Mr Smith believes the future is not as doom-laden as Chancellor Alistair Darling predicted, certainly not in Colchester and north Essex.

“We are pushing ahead with Colchester’s cultural quarter (Queen Street/Vineyard Street/St Botolph’s Street) which is vital to the town’s development,” he revealed.

“We have now signed the contract with the German developer Grebe to build a three-star, 120-bed hotel with shops on the site of the former Keddies store, and a third of those shops will be reserved for local businesses.”

But the pace has slowed in the house-building market. In May, Persimmon Homes decided to put on hold the 117-home development off the town’s Cowdray Avenue until “mortgage market conditions” improve, while other developments are moving at a much slower pace. People cannot or just don’t want to commit to buying. Has Mr Brown’s “recovery plan” installed confidence?

Mr Smith thinks it is a start. “I welcome anything the Government does to help the housing market,” he said, “but it cannot just rest on this. There has got to be more initiatives.”

Meanwhile, Boydens estate agency – which has branches in Colchester, Frinton, Kelvedon, Braintree and Sudbury – is quietly celebrating.

“We have had quite good sales figures for August, particularly in Colchester, and have bucked the trend,” said managing partner David Boyden. “I am quite optimistic about the future, but the cut in stamp duty has not exactly sent me hip-hip hooraying.”

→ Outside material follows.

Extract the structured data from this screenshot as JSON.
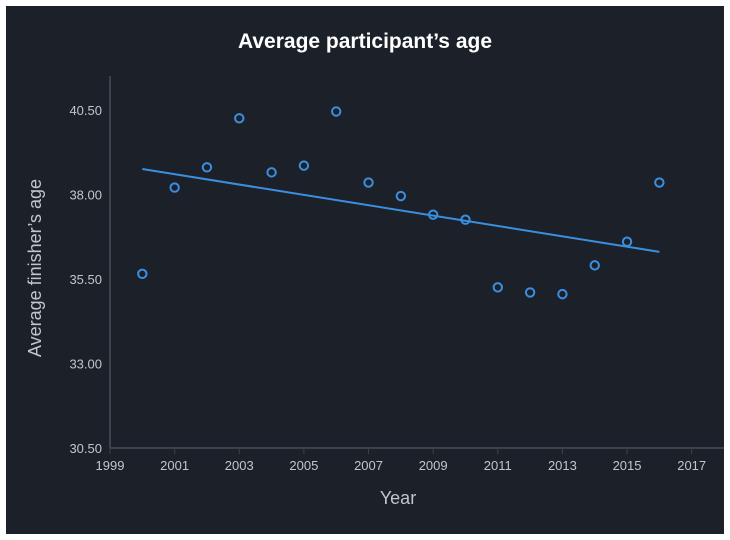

For him, the “leak” that it was a possibility, then the Government denial, was not helpful.

“Many who were considering buying or selling their homes held back,” he said. “They did not want to make a serious commitment and were stalling their final decision until they knew what would be happening with stamp duty.”

But he is not dismissing Mr Brown’s “recovery plan”.

“However small it is, in the bigger picture of all this negativity, it is at least something,” he said.

“Another thing is people are becoming far more realistic about how much their homes are worth.

“This makes it easier if they want to sell. When they buy it will, hopefully, be a property where the owner is similarly realistic, which means no-one is making a financial loss.”